Parishioners celebrate as ground blessed, broken for new St. Jude Church in Peoria
Just before he blessed the building site for the new St. Jude Church in Peoria, Bishop Louis Tylka said it was a proud day for parishioners and benefactors, “but also a proud day for your bishop.”
“I do realize that this project furthers the entire mission of the parish whether it be through meeting spaces for adult education, Bible studies, offices for religious education, and even providing space for organization meetings,” he said. “But at the heart of this project is a new church.”
Everything we do is an extension of the altar and the Mass, Bishop Tylka said, and at the heart of everything we do is the Eucharist.
“It is at the Mass where we encounter the heart of Christ,” he told the school children, their families and longtime parishioners whose families had grown. “It is where we are fed and comforted, but it is also where we are sent out!”
And the world greatly needs the church and her mission, Bishop Tylka said.
“I commend you on your sacrifice and pray your efforts and generosity will inspire and enliven disciples for the mission of the church,” he said.
Then, accompanied by Father Daniel McShane, parochial vicar, and Ana Rodas, master of ceremonies, Bishop Tylka entered the space that would yield the new church and blessed the ground, sprinkling holy water as he went.
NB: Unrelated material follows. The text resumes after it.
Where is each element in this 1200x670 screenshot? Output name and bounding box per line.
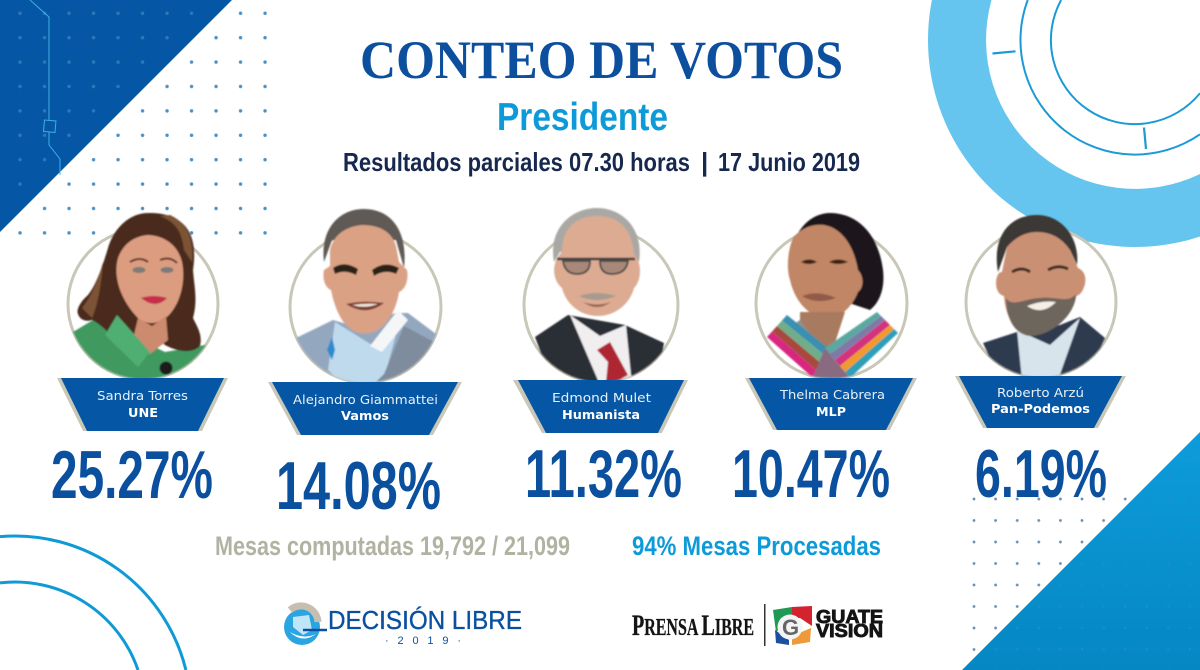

While parish representatives and construction officials took shovels in hand and prepared to turn dirt, Bishop Tylka climbed the stairs to a platform next to the back hoe that would also be breaking ground. They all commenced at his signal.
THANKS ALL AROUND
In his remarks, Father Patrick Henehan, pastor, offered thanks to Ron Colgan, building committee chair; Karen Garst and Mead Babcock, parish trustees; and P.J. Hoerr, general contractor, and CEO Paul Bright, Scott Rinkenberger, Mike Kreutz and Troy Wertz, who is supervising the project.
Architect James McCrery was not able to be present, but remembered by Father Henehan.
“I pray this church will be a sanctuary to those who long for the embrace and comfort of Our Lord, as well as a catalyst to send out missionary disciples to our community and our world proclaiming his kingdom,” he said.
Wertz said the footings are all done for the main sanctuary and they are starting to work on the foundation walls that come out of the footings. The masons will be onsite soon to start stacking the blocks.
“It’s going to move really fast,” Wertz said, adding that they hope to have the walls up and a roof in place by the time winter comes.
The $11.6 million building will include a rotunda with a baptistery, through which parishioners will enter the church.
Construction is expected to be complete by October 2023.